Pues bien, ese odio no existe sin más: ese odio se crea. Hay personas, siempre ha habido personas, dedicadas a sembrar odio, a regarlo con mimo, a verlo crecer con la esperanza y el deseo de que algún día explote con violencia. Entre las dos guerras mundiales, se cultivó mucho odio. Y dio sus frutos. Al final, tras la catástrofe, tal como se expresa en la película, el odio persistía, podía verse en las miradas, en el rictus de los labios, en la tensión del ambiente, en la humillación de los vencidos y en la soberbia de los vencedores.
¿Estamos otra vez, como en el periodo de entreguerras, sembrando las semillas del odio? A veces me lo temo. Quizás hemos abandonado aquel concepto de democracia como sistema de diálogos que explicaba Georges Vedel en los años de posguerra y nos enseñaba Jiménez de Parga en sus clases: «La idea de diálogo —sostenía Vedel— expresa la filosofía profunda de la democracia». Y añadía: «La filosofía democrática rechaza la creencia de que existe una armonía espontánea y automática entre los diversos interlocutores del mundo político. Pero esta filosofía —proseguía el maestro francés— no cree tampoco que las oposiciones sean de tal naturaleza que impidan encontrar una conciliación».La democracia, por tanto, es el fin de la guerra, especialmente de una guerra civil, y la incesante búsqueda de esta conciliación, que es el núcleo de la filosofía democrática. Nuestra II República, con todas las buenas intenciones de sus primeros tiempos, desgraciadamente no trajo la paz sino la guerra, nada menos que una guerra civil, una guerra entre españoles, el odio profundo. El fin de la Guerra Civil tampoco trajo la paz, sino la victoria, es decir, la continuación de la guerra por otros caminos. Media España se sometió a la otra media. El silencio del miedo, la mala sangre que provoca el odio, la repugnante vanidad del triunfo militar. La victoria y no la paz.
Se necesitaba un diálogo para llegar a la conciliación de que hablaba Vedel, paso previo a un pacto para el futuro. El diálogo fue la Transición, el pacto la Constitución, el consenso la filosofía de fondo. Se trazó un horizonte de paz sin victoria, de libertad sin odio, de igualdad sin humillados ni ofendidos.
A veces siento miedo, tengo la sensación de que algunos quieren volver a los viejos tiempos
Cuando hablamos de la Transición, no hablamos del pasado sino de la semilla de un futuro que desde hace más de 40 años ha estado presente. Cuando hablamos de la Constitución, no estamos hablando de un conjunto de artículos, sino de algo más profundo, de las raíces y fundamentos de una reconciliación entre españoles, de un punto y final en la historia de nuestro país para iniciar un nuevo recorrido.

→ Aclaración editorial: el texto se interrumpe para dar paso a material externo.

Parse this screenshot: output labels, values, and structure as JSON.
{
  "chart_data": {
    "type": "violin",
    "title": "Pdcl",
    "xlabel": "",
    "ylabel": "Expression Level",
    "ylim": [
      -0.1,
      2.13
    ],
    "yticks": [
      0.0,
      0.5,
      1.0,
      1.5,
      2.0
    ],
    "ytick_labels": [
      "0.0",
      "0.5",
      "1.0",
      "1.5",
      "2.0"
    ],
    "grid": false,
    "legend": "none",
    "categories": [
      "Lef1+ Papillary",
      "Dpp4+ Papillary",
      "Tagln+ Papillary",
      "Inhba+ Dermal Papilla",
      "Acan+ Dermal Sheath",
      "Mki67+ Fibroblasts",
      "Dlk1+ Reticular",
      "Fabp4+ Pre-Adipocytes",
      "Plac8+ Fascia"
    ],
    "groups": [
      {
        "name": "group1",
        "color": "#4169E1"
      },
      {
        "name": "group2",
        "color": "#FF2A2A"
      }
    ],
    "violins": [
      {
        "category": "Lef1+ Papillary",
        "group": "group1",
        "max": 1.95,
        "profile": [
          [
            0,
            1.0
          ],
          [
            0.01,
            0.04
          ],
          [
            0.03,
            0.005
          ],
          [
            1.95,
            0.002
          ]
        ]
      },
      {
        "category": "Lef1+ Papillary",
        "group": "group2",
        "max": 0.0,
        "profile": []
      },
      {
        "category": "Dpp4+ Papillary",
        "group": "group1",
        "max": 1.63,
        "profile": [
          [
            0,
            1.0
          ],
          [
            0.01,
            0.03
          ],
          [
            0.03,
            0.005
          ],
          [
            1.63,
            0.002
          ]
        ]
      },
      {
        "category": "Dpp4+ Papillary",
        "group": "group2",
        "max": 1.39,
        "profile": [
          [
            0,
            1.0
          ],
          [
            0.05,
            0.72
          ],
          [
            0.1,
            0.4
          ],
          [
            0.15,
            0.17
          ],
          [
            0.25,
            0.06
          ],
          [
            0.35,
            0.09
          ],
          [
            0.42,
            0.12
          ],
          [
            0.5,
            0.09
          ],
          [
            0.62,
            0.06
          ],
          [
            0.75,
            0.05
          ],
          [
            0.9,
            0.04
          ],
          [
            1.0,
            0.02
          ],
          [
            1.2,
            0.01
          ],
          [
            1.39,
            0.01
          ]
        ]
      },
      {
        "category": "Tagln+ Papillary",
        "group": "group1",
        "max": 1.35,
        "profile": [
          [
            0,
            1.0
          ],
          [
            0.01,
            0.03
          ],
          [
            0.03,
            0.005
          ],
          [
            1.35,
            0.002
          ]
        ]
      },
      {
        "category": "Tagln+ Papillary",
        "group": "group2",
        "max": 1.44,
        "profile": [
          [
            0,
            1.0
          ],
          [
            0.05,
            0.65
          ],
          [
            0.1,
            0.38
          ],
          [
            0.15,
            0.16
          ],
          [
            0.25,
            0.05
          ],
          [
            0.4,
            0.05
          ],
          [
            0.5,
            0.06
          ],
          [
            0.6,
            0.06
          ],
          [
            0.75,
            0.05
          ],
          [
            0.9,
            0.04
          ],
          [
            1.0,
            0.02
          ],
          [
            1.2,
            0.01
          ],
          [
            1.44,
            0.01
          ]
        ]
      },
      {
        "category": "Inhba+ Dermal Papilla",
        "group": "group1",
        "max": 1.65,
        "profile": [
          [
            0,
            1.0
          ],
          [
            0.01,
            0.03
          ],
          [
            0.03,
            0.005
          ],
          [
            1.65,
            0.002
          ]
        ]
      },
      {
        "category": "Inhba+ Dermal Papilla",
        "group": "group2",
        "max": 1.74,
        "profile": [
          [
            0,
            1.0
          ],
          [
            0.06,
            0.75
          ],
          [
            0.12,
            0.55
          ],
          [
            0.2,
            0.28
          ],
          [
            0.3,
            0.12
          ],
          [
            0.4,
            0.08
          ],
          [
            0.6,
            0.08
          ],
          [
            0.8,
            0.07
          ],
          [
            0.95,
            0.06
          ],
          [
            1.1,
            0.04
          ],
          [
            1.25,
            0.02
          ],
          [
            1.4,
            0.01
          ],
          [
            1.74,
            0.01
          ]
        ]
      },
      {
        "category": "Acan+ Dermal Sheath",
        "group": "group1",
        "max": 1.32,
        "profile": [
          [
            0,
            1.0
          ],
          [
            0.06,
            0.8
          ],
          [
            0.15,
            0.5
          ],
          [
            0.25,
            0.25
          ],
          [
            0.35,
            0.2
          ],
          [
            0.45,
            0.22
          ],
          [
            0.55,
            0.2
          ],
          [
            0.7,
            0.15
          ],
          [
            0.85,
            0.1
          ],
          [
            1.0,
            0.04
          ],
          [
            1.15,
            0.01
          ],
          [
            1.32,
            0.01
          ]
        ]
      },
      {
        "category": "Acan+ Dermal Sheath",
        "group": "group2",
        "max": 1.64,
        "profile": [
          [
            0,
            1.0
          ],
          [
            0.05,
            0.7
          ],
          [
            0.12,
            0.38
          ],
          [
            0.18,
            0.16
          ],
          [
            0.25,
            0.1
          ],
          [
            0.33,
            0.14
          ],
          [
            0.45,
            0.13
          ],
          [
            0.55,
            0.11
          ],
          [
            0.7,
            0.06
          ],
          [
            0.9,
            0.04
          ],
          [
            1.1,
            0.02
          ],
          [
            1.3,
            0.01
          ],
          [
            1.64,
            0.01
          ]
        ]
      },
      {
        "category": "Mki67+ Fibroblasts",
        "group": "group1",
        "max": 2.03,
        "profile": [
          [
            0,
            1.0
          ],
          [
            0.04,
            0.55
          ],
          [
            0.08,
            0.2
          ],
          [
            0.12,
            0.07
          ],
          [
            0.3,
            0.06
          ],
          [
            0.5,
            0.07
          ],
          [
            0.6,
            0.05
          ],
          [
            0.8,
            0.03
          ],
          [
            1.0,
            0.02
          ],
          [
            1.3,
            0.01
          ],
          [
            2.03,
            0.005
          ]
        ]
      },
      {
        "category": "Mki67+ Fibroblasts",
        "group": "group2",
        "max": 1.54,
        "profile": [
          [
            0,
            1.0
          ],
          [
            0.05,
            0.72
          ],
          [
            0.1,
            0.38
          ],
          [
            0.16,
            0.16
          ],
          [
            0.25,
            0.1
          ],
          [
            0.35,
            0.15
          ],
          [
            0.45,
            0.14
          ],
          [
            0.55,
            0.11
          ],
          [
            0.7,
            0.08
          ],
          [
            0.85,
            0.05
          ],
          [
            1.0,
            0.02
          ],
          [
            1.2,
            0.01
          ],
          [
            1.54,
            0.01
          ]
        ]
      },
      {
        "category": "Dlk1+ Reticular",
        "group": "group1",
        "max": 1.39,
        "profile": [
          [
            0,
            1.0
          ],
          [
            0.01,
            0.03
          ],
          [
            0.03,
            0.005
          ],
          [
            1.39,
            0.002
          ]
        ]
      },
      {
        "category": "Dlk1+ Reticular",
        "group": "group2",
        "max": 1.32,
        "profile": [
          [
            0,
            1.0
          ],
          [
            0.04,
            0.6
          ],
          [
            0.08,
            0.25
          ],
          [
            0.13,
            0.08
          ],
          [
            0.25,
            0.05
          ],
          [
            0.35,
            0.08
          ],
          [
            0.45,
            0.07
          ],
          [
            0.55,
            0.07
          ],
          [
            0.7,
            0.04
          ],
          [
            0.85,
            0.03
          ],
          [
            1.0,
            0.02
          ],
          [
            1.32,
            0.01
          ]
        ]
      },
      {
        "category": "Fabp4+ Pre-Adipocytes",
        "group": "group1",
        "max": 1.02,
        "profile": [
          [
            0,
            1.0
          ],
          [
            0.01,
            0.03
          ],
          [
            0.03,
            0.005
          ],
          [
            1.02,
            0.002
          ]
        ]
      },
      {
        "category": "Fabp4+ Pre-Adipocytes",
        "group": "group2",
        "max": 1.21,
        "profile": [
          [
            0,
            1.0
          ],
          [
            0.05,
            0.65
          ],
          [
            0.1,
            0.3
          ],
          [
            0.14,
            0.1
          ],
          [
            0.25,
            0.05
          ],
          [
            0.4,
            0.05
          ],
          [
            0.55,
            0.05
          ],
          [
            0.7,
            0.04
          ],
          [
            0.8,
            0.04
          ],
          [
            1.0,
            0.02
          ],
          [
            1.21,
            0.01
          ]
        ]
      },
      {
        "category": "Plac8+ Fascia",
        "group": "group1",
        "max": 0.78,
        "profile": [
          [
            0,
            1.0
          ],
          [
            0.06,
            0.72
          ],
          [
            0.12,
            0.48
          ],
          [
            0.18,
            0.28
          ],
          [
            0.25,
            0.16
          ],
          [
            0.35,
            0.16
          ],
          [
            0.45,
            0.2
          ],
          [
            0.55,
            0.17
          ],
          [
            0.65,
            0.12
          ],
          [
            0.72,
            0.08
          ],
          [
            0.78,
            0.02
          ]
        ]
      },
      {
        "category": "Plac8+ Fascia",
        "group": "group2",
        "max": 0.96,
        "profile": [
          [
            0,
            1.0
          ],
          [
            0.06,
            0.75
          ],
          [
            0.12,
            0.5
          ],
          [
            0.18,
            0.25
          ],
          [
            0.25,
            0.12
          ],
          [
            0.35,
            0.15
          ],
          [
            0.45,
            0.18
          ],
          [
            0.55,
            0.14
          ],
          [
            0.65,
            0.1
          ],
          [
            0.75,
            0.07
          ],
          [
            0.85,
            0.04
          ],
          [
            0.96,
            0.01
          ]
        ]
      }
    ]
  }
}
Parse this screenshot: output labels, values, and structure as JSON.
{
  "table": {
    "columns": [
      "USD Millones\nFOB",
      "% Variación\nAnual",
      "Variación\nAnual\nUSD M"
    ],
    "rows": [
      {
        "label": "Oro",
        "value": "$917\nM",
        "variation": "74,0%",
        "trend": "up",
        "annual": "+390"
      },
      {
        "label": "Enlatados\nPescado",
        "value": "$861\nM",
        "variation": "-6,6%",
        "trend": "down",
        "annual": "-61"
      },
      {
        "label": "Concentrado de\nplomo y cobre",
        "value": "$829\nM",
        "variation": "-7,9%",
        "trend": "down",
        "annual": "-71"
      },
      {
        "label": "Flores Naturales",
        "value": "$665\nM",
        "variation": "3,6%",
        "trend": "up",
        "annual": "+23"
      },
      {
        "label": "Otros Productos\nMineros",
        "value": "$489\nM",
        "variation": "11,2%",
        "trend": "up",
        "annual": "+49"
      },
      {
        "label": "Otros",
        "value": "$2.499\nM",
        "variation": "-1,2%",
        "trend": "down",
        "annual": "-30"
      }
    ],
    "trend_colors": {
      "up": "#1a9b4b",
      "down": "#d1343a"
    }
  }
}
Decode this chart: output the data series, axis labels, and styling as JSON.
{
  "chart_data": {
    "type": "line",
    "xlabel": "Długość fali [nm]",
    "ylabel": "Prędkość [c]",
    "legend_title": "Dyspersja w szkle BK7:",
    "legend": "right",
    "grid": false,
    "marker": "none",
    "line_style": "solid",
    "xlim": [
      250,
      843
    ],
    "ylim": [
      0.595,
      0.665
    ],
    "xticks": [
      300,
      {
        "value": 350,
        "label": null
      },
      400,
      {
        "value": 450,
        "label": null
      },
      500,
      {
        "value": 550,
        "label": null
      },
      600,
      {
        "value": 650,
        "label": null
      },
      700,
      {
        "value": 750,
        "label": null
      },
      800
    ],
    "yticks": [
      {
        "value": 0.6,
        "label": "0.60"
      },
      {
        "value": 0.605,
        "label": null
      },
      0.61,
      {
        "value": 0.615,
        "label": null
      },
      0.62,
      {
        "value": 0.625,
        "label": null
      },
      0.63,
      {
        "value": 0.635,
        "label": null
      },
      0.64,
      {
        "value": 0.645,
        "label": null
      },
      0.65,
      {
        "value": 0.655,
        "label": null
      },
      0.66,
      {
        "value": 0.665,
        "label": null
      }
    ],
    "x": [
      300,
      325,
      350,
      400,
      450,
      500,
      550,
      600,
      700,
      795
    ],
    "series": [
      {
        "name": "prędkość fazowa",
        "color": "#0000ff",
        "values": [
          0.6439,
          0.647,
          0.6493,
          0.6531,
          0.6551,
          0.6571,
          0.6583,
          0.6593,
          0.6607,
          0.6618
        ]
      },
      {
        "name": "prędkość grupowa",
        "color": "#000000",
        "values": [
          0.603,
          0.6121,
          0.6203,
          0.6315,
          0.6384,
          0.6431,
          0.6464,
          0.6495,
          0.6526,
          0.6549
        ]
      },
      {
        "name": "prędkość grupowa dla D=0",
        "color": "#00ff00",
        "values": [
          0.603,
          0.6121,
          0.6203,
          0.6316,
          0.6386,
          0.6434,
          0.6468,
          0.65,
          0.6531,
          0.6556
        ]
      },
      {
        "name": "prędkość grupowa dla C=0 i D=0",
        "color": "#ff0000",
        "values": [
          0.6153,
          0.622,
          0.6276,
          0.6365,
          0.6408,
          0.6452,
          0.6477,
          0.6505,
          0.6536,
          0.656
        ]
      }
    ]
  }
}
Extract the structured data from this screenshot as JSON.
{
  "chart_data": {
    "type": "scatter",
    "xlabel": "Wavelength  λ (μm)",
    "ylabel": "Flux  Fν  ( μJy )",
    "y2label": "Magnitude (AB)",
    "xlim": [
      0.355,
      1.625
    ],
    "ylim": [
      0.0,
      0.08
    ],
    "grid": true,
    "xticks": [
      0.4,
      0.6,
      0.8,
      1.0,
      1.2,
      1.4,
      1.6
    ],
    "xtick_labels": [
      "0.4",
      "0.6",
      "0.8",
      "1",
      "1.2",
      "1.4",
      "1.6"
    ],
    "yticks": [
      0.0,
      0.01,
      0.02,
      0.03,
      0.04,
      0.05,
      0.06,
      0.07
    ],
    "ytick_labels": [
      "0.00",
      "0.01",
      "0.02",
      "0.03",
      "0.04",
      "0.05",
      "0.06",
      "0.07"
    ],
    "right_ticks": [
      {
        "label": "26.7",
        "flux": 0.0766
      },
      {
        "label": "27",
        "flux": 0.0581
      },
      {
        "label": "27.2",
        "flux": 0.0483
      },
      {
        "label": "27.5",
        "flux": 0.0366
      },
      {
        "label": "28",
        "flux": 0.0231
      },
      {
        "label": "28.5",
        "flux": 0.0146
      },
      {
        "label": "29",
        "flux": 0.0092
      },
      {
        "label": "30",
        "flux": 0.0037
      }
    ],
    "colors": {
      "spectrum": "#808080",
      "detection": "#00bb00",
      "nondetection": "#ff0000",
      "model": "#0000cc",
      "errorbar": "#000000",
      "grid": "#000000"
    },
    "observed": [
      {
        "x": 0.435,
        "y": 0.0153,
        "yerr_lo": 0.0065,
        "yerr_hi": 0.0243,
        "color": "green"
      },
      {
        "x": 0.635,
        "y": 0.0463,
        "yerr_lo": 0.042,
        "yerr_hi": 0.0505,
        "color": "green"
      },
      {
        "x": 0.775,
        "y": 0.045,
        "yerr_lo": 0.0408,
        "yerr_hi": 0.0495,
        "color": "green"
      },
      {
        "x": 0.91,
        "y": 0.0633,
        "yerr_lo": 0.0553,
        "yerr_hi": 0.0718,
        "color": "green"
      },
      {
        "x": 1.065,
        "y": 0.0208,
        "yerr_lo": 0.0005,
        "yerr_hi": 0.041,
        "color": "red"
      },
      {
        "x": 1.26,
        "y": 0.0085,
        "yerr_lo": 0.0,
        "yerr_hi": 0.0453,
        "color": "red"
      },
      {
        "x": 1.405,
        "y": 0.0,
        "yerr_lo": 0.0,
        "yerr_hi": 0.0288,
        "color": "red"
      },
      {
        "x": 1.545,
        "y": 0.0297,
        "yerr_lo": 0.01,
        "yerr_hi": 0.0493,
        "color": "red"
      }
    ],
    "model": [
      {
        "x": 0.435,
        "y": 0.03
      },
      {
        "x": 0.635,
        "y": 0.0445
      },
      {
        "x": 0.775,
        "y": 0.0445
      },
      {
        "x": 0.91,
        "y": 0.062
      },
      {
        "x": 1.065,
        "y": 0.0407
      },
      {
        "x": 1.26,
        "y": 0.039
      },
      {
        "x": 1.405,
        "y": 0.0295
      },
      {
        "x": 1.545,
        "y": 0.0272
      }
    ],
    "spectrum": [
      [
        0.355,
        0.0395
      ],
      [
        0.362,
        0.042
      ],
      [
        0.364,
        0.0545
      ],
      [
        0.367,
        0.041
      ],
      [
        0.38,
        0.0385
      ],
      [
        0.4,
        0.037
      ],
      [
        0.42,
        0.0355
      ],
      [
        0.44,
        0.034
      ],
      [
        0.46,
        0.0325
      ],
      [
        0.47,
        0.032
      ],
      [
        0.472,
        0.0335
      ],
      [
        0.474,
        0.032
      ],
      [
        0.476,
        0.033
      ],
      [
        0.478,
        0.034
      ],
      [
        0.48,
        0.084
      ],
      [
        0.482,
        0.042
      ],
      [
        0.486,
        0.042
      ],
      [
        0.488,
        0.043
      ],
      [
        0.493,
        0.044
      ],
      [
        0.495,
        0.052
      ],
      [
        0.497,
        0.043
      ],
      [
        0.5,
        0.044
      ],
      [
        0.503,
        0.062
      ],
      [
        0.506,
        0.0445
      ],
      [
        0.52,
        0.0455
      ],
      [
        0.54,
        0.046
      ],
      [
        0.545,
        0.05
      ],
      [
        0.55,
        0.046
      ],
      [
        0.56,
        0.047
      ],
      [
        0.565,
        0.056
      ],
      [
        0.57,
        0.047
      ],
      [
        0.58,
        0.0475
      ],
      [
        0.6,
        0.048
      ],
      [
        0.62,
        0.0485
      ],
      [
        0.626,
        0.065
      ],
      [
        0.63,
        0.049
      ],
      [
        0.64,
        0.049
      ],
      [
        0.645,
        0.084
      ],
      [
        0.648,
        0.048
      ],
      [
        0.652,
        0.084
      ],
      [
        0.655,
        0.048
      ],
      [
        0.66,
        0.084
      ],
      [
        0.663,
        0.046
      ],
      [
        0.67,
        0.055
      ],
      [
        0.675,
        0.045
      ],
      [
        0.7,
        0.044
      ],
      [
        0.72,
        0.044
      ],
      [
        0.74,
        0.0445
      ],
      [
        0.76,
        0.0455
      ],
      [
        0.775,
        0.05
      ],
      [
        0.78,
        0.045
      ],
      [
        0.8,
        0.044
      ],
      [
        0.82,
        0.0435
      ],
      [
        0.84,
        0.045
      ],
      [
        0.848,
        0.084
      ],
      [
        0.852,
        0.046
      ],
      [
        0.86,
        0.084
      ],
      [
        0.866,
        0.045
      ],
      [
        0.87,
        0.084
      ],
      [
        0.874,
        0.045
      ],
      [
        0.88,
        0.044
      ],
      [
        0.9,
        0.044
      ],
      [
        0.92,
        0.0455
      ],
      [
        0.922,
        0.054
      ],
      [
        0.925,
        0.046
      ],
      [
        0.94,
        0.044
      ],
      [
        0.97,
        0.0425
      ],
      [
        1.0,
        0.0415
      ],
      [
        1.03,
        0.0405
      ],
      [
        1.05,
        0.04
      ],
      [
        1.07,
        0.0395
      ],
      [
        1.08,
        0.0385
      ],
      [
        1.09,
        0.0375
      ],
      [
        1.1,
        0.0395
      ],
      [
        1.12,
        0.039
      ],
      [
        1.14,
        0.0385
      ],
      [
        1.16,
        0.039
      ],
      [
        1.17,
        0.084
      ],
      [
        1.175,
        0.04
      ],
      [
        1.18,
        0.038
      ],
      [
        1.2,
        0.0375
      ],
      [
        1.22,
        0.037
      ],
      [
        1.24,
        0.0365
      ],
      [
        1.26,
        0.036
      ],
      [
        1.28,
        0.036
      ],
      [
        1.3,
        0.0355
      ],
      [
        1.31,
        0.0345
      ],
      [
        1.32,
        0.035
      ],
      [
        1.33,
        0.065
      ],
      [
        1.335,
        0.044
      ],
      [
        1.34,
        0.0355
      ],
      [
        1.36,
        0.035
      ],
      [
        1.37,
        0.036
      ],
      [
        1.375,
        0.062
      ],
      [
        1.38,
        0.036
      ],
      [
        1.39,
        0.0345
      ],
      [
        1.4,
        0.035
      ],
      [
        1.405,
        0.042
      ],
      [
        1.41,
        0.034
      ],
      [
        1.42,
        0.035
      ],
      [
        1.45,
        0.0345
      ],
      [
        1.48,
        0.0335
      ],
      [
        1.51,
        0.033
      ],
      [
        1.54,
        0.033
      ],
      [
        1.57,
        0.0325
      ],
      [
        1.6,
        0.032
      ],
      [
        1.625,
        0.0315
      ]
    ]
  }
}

No me gusta ser alarmista, pero a veces siento miedo, tengo la sensación de que algunos quieren volver a los viejos tiempos, se vuelve a utilizar en público el lenguaje del odio, se están sembrando semillas para inocularlo. Estamos en pandemia, no en guerra. Pero cuidado, cuidado. Porque a veces no se está a tiempo para frenar los vendavales de la historia, a veces la pendiente es demasiado inclinada y uno se va deslizando poco a poco, sin casi darse cuenta, hacia el vacío.